Sometimes, in my haste to get out into the garden or grab a can of tomatoes off the pantry rack nearby, I'll fly by the shelves filled with his things without giving them a thought or glance. Other times I'll find myself standing in front of the collection of clothes and nursery items lovingly chosen for our little boy so long ago, running my fingers along the containers. Or just simply staring, arms dangling useless at my sides.
After two and a half years it somehow feels normal to have an assortment of brand new baby things for a child who never came home to use them. Not necessarily easy, but normal. And having them all tucked away in their own little spot in the basement meant they were safe. They couldn't be harmed, nor could them harm me. It was an excellent arrangement.
Over the years we've donated a few things here and there - things that I knew I wouldn't use for another baby and didn't feel sentimentally attached to - but probably 85% of Thomas' things are still down in the basement.
Waiting for a baby that never came home. And for more babies that may never come at all.
It's probably a self defense mechanism - or me finally facing what is rapidly becoming a likely conclusion to this four-year saga - but after I lost the twins I found myself thinking more and more about the possibility of the days of baby making being behind me. Not because I want it to be that way, but because it probably is.
No decisions have been made and no medical opinions are leading us in this direction. It just somehow feels like it's over in a way I can't exactly describe, but know I've never before felt.
It was those feelings that somehow made it possible for me to venture down into the basement, retrieve two tubs of the sweetest little baby clothes I've ever seen, and go through them to find a few outfits for a friend who just had a baby boy of her own. After two losses, she understands what it's like for dreams to turn into nightmares.
Those tubs have been sealed tight for two and a half years.

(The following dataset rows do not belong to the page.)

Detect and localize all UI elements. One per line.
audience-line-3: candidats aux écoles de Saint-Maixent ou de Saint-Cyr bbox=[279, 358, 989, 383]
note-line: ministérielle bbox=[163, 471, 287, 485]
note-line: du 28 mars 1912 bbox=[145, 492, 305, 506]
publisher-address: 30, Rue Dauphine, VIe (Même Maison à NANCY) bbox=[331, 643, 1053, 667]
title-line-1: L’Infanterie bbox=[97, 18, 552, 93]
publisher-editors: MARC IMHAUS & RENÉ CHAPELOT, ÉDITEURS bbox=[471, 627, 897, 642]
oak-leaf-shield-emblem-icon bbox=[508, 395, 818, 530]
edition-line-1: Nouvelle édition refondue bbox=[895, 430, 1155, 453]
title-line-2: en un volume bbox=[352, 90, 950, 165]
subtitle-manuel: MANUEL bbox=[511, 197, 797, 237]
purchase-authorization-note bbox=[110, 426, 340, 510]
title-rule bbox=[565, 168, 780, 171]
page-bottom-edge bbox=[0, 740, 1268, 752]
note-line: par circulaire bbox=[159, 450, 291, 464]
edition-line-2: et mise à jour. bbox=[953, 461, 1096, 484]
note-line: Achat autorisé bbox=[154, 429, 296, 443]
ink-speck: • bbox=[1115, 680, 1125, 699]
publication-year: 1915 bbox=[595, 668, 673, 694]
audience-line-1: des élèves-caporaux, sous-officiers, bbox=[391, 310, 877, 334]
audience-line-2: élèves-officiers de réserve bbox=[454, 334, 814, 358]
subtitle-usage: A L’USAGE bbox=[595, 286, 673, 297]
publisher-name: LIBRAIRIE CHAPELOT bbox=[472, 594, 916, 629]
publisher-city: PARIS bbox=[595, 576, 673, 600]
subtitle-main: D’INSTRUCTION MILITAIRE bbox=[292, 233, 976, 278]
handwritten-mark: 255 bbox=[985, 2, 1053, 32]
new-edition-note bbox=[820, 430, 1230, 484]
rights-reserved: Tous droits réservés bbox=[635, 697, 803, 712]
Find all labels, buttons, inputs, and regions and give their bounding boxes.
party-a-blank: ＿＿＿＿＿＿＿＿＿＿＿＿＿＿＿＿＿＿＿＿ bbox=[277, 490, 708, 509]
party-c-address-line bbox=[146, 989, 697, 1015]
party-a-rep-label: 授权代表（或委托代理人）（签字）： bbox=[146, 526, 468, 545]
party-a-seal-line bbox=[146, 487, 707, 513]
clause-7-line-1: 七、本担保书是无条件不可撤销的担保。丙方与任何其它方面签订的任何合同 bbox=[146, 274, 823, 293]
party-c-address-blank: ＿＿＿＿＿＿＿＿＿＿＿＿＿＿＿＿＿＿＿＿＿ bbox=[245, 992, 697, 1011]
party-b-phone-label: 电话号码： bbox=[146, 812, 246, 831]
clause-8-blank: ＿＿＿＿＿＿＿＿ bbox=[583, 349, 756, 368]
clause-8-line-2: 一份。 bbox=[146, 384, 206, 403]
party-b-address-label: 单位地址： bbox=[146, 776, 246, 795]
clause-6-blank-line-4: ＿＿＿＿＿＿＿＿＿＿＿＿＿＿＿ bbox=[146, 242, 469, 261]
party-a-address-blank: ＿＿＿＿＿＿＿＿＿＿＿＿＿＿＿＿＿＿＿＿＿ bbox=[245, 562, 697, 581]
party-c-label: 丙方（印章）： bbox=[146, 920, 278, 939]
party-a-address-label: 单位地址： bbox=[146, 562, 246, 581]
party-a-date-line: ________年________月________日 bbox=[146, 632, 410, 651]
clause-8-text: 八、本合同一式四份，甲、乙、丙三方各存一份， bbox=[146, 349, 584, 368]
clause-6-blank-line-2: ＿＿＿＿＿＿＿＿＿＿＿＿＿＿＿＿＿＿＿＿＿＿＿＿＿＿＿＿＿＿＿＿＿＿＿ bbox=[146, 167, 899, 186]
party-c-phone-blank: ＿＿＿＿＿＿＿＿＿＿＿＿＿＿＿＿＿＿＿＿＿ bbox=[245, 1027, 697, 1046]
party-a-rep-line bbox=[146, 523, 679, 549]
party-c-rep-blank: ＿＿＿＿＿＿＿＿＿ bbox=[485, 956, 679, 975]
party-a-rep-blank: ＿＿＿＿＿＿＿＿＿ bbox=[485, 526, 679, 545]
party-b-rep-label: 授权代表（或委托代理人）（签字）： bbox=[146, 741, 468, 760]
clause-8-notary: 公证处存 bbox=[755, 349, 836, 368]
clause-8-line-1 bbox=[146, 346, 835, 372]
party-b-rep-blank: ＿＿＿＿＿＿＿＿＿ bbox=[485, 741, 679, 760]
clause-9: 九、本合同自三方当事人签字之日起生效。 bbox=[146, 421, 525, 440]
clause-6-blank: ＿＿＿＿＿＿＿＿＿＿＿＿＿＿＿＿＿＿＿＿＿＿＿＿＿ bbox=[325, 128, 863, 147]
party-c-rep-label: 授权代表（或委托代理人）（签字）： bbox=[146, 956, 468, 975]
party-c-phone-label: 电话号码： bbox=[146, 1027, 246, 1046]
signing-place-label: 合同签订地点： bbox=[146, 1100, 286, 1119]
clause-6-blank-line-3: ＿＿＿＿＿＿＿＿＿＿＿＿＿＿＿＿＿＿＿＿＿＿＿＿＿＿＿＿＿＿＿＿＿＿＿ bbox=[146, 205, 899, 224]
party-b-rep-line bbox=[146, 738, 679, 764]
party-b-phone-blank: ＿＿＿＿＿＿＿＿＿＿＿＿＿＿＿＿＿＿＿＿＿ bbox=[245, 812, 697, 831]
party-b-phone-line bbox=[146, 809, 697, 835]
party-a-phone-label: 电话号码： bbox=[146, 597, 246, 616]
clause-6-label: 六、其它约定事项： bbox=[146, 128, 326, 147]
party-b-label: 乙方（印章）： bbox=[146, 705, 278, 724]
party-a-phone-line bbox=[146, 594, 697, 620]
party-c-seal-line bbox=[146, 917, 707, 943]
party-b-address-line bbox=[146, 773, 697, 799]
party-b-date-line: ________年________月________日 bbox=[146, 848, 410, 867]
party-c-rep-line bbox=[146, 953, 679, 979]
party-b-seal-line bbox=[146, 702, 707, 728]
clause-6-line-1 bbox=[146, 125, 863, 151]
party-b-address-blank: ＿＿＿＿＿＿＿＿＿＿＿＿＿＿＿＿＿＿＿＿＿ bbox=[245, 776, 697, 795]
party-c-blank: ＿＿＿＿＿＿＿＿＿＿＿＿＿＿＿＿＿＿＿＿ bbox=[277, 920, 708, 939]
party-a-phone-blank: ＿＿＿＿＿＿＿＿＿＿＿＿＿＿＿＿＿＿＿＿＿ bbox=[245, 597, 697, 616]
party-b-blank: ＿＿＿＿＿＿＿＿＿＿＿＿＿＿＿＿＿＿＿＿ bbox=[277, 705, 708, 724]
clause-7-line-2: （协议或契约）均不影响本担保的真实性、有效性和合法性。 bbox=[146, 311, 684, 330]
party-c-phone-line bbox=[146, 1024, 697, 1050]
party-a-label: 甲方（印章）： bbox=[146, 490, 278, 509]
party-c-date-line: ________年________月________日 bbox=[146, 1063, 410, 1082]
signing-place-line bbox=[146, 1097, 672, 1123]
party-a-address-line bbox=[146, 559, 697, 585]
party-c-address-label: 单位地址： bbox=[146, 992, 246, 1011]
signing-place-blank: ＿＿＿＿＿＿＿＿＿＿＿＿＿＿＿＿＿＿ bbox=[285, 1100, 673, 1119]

And I've been dreading the moment when, for whatever reason, I had to open them up and come face to face with tangible evidence of Thomas' loss. Dozens of outfits, sleepers, receiving blankets, hats, booties, burp pads, towels and washcloths don't lie. A baby was supposed to live here. All those unused items - most still with tags on - tell the grim tale in a shockingly real way.
And so even though I desperately wanted to share some of Thomas' things with my friend and her son, I was terrified of what I had to do to achieve that end.
But the thing is, I survived. I more than survived.
I lugged two massive tubs upstairs one sunny afternoon last week, cracked the lids and found peace. I looked at all the sweet little fuzzy sleepers, the knitted blankies my Mom made, the t-shirt and sweater my sister brought back from Ireland - and by some miracle I found a measure of peace.
I felt sorrow too. There's no way to go through you dead child's things without feeling sorrow. But it was the peace that surprised me. Seeing his little clothes and remembering the shopping trips and showers that brought them to me was a joy. It's like the memory of 9 months of excitement have been trapped in those tubs all this time, just waiting for me to open them up and set them free.
What was also surprising was how easy it was for me to separate Thomas from a pile of unused baby clothes. They were his, but they're not him. Keeping them entombed in the basement won't bring him back.
The things he wore - the things that actually touched his tiny body - I will always keep. They're tucked away in his drawer upstairs. And the blankies from his Grandma will always have a home here, as will a few selected items that hold too much sentimental value for me to part with. But I can see now that if there's never going to be a baby in this house - if that's what the future does in fact hold - I can part with the rest of Thomas' things.
I hold him in my heart. That's where the most important part of him lives. It always did, I just didn't fully realize it until last week - until another little boy came into the world and helped me heal.